Although Brown was, for Cunard, "at the very center of his time, a zeitgeist in himself," they printed only 150 copies, and the book passed into relative obscurity. It is generally mentioned only as a footnote in discussions of Cunard's life or in reference to Readies for Bob Brown's Machine, Brown’s better-known anthology of experimental texts by modernist writers, including Cunard herself. Over time, this experiment in blurring the distinction between text on the one hand and its design and presentation on the other has become a major prophetic work. Noted Brown scholar Craig Saper brings Words back to light, with a thorough explication of its meaning and role in literary history.

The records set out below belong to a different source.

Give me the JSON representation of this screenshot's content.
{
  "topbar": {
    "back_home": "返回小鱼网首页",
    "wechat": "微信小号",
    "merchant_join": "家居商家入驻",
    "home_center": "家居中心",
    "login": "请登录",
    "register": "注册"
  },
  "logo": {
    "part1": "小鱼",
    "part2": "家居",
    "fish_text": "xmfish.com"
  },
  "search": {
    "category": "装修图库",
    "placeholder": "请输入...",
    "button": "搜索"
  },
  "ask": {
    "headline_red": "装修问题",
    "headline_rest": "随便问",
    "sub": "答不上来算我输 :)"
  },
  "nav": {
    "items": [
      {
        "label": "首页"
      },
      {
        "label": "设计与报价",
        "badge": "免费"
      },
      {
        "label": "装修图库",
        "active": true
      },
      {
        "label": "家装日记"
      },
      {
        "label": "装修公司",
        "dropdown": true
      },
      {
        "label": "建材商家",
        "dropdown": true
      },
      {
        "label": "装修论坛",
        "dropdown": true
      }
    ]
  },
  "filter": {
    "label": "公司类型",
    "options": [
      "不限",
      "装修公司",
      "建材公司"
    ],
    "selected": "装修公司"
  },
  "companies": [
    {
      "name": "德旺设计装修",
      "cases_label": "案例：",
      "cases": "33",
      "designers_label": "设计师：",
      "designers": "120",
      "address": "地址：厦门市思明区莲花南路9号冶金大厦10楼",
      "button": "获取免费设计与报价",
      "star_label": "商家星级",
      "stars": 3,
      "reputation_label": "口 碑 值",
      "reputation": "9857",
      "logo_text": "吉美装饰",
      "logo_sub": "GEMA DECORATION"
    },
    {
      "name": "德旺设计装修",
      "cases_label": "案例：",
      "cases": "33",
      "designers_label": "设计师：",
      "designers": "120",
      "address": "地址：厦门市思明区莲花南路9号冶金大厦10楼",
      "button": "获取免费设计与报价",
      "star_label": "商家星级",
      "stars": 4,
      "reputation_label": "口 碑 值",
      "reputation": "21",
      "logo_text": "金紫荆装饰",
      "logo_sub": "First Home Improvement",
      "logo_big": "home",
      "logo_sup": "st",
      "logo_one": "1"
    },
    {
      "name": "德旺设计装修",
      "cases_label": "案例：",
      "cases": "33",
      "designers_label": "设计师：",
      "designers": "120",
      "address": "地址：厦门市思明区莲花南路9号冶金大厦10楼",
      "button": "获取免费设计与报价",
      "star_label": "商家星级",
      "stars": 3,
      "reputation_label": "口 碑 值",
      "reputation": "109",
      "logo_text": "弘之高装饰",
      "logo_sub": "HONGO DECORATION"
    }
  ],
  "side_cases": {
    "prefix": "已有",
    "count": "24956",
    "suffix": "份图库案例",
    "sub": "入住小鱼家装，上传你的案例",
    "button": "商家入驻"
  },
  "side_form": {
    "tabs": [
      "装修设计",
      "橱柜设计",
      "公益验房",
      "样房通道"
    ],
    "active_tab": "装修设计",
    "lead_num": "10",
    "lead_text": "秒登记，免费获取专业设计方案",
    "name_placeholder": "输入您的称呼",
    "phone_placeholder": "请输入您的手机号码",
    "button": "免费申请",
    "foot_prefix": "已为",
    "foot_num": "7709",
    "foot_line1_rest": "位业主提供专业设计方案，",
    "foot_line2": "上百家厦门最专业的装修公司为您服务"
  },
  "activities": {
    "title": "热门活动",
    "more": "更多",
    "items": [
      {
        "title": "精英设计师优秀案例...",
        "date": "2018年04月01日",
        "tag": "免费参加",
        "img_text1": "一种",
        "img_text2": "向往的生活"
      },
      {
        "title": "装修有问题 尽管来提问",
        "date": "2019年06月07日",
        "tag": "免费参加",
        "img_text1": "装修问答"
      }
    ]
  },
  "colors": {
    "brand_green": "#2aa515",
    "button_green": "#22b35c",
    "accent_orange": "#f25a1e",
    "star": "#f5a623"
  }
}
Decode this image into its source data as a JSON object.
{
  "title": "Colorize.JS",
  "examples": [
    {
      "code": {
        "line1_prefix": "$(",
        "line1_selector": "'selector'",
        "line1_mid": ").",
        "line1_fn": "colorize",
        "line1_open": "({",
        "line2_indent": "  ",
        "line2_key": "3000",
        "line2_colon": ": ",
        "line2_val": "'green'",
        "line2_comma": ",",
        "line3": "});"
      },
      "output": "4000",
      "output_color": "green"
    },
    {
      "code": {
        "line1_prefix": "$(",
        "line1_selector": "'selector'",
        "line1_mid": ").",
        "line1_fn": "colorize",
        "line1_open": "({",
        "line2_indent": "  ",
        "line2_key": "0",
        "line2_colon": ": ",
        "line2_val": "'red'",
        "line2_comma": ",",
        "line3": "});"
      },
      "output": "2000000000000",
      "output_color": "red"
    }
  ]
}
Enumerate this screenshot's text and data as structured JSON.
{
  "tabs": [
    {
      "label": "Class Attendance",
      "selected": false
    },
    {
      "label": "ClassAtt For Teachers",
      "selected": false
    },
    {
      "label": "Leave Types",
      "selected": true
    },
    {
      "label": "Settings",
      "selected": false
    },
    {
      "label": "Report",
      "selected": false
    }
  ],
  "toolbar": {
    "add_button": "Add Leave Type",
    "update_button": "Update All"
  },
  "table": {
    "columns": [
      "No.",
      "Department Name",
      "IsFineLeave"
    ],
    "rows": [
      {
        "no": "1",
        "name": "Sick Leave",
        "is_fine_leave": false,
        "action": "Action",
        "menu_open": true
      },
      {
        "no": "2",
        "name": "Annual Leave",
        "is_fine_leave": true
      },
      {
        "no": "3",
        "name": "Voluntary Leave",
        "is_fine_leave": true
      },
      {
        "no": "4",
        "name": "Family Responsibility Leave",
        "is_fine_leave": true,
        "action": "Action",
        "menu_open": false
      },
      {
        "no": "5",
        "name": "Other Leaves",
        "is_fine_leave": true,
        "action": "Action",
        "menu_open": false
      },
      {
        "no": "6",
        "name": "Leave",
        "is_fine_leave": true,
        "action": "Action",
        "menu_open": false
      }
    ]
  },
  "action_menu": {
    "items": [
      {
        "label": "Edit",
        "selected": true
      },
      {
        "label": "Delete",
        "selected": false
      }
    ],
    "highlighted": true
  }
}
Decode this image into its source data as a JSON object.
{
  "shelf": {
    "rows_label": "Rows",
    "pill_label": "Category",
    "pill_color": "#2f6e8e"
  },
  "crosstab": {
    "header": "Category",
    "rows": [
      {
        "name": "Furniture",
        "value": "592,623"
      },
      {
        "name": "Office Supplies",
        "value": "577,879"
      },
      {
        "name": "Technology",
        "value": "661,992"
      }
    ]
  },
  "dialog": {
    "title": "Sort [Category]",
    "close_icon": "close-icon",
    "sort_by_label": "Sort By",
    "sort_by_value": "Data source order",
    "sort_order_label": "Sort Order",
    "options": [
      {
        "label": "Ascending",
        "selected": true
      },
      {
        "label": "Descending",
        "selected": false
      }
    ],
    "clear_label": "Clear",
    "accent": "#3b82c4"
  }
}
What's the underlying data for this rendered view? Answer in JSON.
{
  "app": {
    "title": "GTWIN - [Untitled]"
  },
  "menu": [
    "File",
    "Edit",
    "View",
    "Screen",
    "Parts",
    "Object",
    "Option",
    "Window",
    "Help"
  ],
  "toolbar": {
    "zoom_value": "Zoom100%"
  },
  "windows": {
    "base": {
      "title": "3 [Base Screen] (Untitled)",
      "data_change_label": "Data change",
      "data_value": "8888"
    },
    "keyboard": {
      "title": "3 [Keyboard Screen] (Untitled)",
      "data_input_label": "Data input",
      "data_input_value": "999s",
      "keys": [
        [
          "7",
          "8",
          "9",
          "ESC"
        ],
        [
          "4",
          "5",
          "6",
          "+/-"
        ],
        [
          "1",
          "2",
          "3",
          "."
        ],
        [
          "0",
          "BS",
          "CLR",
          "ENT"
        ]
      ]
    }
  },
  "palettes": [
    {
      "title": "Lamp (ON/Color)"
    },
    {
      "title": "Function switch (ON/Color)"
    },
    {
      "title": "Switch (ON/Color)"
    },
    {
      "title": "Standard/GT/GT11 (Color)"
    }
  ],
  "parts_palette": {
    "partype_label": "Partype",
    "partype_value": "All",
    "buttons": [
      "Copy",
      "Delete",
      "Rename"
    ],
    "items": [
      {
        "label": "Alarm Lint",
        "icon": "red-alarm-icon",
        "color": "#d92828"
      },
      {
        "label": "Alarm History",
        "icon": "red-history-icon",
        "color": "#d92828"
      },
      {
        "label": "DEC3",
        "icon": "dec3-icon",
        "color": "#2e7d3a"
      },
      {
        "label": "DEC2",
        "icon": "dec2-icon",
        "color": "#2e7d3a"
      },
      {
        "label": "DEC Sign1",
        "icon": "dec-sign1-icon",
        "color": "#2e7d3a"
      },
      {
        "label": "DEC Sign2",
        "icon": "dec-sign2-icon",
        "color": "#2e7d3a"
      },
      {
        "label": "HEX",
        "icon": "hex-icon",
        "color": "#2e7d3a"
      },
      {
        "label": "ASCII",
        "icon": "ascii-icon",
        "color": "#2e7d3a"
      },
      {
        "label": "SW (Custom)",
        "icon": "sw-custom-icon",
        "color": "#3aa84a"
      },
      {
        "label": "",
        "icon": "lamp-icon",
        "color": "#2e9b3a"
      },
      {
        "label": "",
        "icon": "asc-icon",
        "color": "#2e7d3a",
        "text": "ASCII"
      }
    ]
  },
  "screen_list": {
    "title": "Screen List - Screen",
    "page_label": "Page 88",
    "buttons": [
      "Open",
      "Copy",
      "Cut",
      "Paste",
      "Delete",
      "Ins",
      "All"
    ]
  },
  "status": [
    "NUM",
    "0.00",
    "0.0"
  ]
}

(Charles Bernstein's blog)



In the reading-machine future
Say by 1950
All magnum opuses
Will be etched on the
Heads of pins
Not retched into
Three volume classics
By pin heads.
—Bob Brown
One of the most important in the series of experimental texts written and published by Bob Brown in the early twentieth century, Words is among the very first literary works to anticipate the post-McLuhan melding of message and medium, with text being dramatically reshaped and even redefined by the myriad new ways people now deliver it to one another. Words is two sets of poems—one set in conventional type, the other set in 1-point type and requiring use of a magnifying glass—the sets of poems simultanously outstanding in their own right and part of a fascinating poetic commentary and dialog with one another.

Part of the thriving expatriate literary scene in 1930s Europe, and a friend and collaborator with Marcel Duchamp and other Surrealists and Dadaists, Brown predicted that technological progress would so dramatically change the world that the reading experience—and, for that matter, the very nature of text—would be completely changed by the devices and media through which we communicate written art and ideas to one another. At the time, Words and other Brown experiments seemed simple, playful, and largely pointless games. In retrospect, they are remarkable works of prophecy and commentary. Noted Brown expert Craig Saper’s afterword furnishes enlightening context to the republication of this prescient collection of poetry.